Al cabo de algunas lunas comprendió Pons cuanto echaba en falta un elemento indispensable para sentirse plenamente satisfecho. Aventuró que necesariamente ese elemento llegaría en todo caso - con suerte- por mar, pues dentro de la isla (ya había establecido con certeza que se hallaba rodeado de agua) no encontró trazas de humanidad de ningún género, y esto incluía lamentablemente a ese género especial que echaba más en falta. Acertó Pons en su pronóstico, pues una tarde de fuerte viento y amenazadores nubarrones vio desde su atalaya habitual (que hoy conocemos como La Mola) un atemorizado grupo de individuos flotando sobre un conjunto de troncos unidos por lianas y que no ofrecían ninguna duda sobre su adscripción a la misma especie zoológica que Pons, que en aquellos momentos se concentraba en elevar plegarias para que no todos los balseros que veía fueran portadores de testosterona. Sus rezos, que en aquella época no se dirigían a ninguna de las deidades catalogadas en Wikipedia tuvieron sin embargo su recompensa, pues el grupo, después de bregar duro contra viento y marea consiguió entrar en la rada que hoy conocemos como puerto de Mahón, y -según constató Pons con infinita alegría- estaba compuesto por un varón adulto tan entrado en carnes como en años, cuatro mujeres de distintas edades y dos infantes, fuertemente asidos a lo que imaginó fueran sus respectivas madres o acaso tías .
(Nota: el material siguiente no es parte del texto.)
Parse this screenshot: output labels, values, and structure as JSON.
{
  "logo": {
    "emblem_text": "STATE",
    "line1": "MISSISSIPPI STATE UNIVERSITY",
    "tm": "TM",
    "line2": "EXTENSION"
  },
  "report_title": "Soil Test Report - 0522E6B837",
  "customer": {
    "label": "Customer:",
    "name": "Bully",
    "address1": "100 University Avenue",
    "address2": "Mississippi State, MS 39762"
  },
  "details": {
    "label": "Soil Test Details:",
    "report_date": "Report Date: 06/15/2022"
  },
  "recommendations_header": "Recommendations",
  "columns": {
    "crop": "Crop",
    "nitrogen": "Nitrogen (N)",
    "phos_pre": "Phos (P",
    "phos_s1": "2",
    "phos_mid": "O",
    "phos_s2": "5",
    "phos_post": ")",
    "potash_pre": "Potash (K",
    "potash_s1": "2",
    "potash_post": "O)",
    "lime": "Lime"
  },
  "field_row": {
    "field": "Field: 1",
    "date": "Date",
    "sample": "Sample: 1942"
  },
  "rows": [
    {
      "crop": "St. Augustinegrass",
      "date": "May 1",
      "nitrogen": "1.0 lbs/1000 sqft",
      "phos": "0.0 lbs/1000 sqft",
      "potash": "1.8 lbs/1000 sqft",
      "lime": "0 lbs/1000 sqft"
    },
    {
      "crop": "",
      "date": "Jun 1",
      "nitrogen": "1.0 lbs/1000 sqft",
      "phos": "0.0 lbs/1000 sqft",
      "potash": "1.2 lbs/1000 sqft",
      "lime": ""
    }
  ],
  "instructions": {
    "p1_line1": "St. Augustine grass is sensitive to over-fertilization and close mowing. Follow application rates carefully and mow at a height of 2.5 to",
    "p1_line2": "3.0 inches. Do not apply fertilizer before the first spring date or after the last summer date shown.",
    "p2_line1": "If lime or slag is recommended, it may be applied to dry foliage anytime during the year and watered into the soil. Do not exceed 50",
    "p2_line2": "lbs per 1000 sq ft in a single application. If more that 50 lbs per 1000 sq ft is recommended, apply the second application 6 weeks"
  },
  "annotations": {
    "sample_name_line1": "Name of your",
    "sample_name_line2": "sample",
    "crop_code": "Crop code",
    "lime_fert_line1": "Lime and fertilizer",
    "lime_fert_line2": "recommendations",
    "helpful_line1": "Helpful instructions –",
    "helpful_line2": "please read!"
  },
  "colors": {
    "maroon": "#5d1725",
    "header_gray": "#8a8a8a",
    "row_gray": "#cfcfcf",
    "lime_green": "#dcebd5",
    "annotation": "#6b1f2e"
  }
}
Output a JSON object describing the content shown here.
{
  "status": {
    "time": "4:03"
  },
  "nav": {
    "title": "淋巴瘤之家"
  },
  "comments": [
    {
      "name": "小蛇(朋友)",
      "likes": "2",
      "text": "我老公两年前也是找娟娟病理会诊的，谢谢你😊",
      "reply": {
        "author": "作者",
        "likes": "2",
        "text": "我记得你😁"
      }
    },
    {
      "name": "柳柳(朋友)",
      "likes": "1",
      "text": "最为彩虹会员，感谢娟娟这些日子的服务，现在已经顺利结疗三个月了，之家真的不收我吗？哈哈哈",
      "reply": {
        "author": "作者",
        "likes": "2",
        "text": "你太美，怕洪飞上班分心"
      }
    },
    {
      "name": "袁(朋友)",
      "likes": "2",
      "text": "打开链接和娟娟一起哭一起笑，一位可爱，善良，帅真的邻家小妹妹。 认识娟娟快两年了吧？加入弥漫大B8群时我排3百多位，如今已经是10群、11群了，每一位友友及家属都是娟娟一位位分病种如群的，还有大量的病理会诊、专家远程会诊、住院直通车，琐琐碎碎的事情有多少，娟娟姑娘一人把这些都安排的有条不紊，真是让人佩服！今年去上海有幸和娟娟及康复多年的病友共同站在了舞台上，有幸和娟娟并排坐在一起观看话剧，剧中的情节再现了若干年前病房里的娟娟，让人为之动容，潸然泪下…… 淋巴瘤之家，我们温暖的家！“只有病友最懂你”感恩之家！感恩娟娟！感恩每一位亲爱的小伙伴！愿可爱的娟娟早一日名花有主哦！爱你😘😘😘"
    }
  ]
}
Pons tenía clara una cosa: su apellido debía copar las páginas de la guía telefónica cuando esta llegara a inventarse muchos siglos después, y si para ello era necesario establecer un riguroso régimen de trabajo no tenía inconveniente en empezar esa misma tarde. Y así lo hizo. Gracias a tan enérgica determinación no hubo de esperar más de tres estaciones para que el apellido Pons empezara a destacar con fuerza sobre los demás.
Nuevos desembarcos dieron con los años la ocasión a Pons de ver como su sueño se encarrilaba en la dirección adecuada. Pronto su descendencia se consolidaría como el linaje más numeroso.

Satisfecho, a la edad de treinta y cinco años (que en aquellos tiempos superaba con creces la esperanza media de vida), y poseedor de una fama y prestigio suficientes como para ser respetado y escuchado por todos los pobladores de la isla, se dispuso a pasar una vejez muelle mientras transmitía a la comunidad su sabiduría y sus genes, ya que pareciéndole estos ser de calidad, encontraba plausible así mismo el mecanismo de transmisión que la sabia naturaleza había establecido para tal fin.